Welt-Lizenz aus Tirol und Vorarlberg
Heute wurde die österreichische "Creative Commons"-Lizenz im Rahmen der Ars Electronica offiziell präsentiert. Diese an österreichisches Recht adaptierte internationale Lizenz orientiert sich an den verschiedenen Lizenzmodellen für freie Software.
"Creative Commons" lässt Produzenten von [Online-]Inhalten wie Texten, Musik und Bildern genau definieren, welche Nutzung für das jeweilige Werk gestattet ist.
Österreich ist nach den USA, Japan, Deutschland, Taiwan und anderen das siebente Land weltweit, in dem die ursprünglich nur an amerikanisches Recht angepasste Lizenz für die nationale Jurisdiktion adaptiert wurde.

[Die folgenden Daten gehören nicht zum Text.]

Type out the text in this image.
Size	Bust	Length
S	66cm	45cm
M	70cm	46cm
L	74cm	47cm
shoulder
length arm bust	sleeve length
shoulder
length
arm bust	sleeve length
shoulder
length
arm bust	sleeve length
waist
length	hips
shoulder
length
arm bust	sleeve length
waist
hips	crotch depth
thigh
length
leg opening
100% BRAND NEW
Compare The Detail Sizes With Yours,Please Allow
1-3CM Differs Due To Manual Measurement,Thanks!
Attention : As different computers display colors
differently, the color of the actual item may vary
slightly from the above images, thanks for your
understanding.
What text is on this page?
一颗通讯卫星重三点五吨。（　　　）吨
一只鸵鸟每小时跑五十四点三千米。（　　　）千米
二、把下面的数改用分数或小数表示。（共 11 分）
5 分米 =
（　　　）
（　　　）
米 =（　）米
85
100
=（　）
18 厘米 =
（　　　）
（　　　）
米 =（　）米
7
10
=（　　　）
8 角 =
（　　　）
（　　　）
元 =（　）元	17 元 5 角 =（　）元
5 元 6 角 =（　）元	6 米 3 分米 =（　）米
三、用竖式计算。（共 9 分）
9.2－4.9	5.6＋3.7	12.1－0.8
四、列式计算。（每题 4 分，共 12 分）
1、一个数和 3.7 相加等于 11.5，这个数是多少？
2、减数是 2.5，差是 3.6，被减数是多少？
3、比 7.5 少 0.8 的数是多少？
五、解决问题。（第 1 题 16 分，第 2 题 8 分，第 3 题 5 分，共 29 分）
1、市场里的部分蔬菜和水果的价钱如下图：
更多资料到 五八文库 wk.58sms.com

Bis Jahresende sollte "Creative Commons" an alle nationalen Rechtsordnungen der alten EU-Staaten angepasst sein, sagt Georg Pleger, einer der Initiatoren in Österreich.
Bildungsmaterial
Das Projekt wurde im Dezember 2003 aus einer praktischen
Notwendigkeit heraus begonnen, nämlich um Rechtssicherheit für die
[auch grenzüberschreitende] Weitergabe von Bildungsmaterialen zu
schaffen.
Creative Commons Österreich
Lawrence Lessig, InitiatorIm Westen was Neues
Die ersten Unterstützer waren Public Voice Lab [PVL], das seine Tätigkeit von Wien nach Vorarlberg verlagert hatte, und die österreichische Computergesellschaft. Bis jetzt war es vor allem der Westen Österreichs, in dem in Bezug auf "Creative Commons" etwas weiterging.

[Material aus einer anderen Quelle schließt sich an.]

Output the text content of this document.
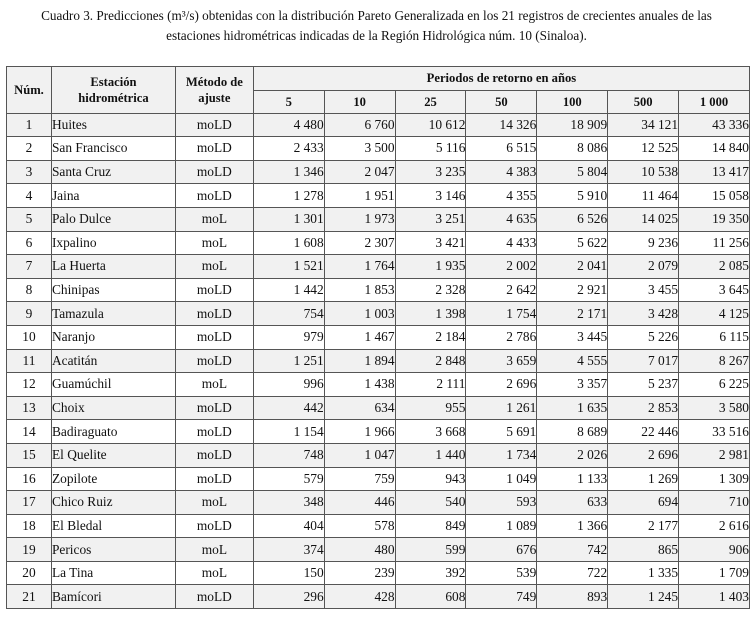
Cuadro 3. Predicciones (m³/s) obtenidas con la distribución Pareto Generalizada en los 21 registros de crecientes anuales de las
estaciones hidrométricas indicadas de la Región Hidrológica núm. 10 (Sinaloa).
Núm.	Estación hidrométrica	Método de ajuste	Periodos de retorno en años						
			5	10	25	50	100	500	1 000
1	Huites	moLD	4 480	6 760	10 612	14 326	18 909	34 121	43 336
2	San Francisco	moLD	2 433	3 500	5 116	6 515	8 086	12 525	14 840
3	Santa Cruz	moLD	1 346	2 047	3 235	4 383	5 804	10 538	13 417
4	Jaina	moLD	1 278	1 951	3 146	4 355	5 910	11 464	15 058
5	Palo Dulce	moL	1 301	1 973	3 251	4 635	6 526	14 025	19 350
6	Ixpalino	moL	1 608	2 307	3 421	4 433	5 622	9 236	11 256
7	La Huerta	moL	1 521	1 764	1 935	2 002	2 041	2 079	2 085
8	Chinipas	moLD	1 442	1 853	2 328	2 642	2 921	3 455	3 645
9	Tamazula	moLD	754	1 003	1 398	1 754	2 171	3 428	4 125
10	Naranjo	moLD	979	1 467	2 184	2 786	3 445	5 226	6 115
11	Acatitán	moLD	1 251	1 894	2 848	3 659	4 555	7 017	8 267
12	Guamúchil	moL	996	1 438	2 111	2 696	3 357	5 237	6 225
13	Choix	moLD	442	634	955	1 261	1 635	2 853	3 580
14	Badiraguato	moLD	1 154	1 966	3 668	5 691	8 689	22 446	33 516
15	El Quelite	moLD	748	1 047	1 440	1 734	2 026	2 696	2 981
16	Zopilote	moLD	579	759	943	1 049	1 133	1 269	1 309
17	Chico Ruiz	moL	348	446	540	593	633	694	710
18	El Bledal	moLD	404	578	849	1 089	1 366	2 177	2 616
19	Pericos	moL	374	480	599	676	742	865	906
20	La Tina	moL	150	239	392	539	722	1 335	1 709
21	Bamícori	moLD	296	428	608	749	893	1 245	1 403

Bedarf dafür meldete zuerst das Tiroler Bildungsservice an, ein vom Land, der Uni Innsbruck und anderen getragener Verein, der die Aktivitäten im Bereich "Neue Medien" an Tirols Schulen koordiniert. Dann kamen Fachhochschulen vor allem aus dem Westen Österreichs dazu, erzählt Pleger, die ebenso großes Interesse an Rechtssicherheit für ihre Lehrmaterialen hatte.
Die verschiedenen Kombinationen der von "Creative Commons" eingeräumten Möglichkeiten erlauben es nämlich, genau zu definieren, unter welchen Umständen das Werk weiterverbreitet werden darf.
Hier kann der Kreator eines Textes, eines Bilds oder eines Musikstücks zum Beispiel jede Weiterbearbeitung ausschließen, gestatten oder von Bedingungen abhängig machen.
Was wie verwendet werden darf
Damit lässt sich bei der Zusammenstellung von Lehrmaterialen und
anderen Text- und Bildkompilationen sehr einfach und verlässlich
feststellen, was wie verwendet werden darf. Das wiederum vereinfacht
die Prüfung durch einen Anwalt oder macht diese sogar obsolet.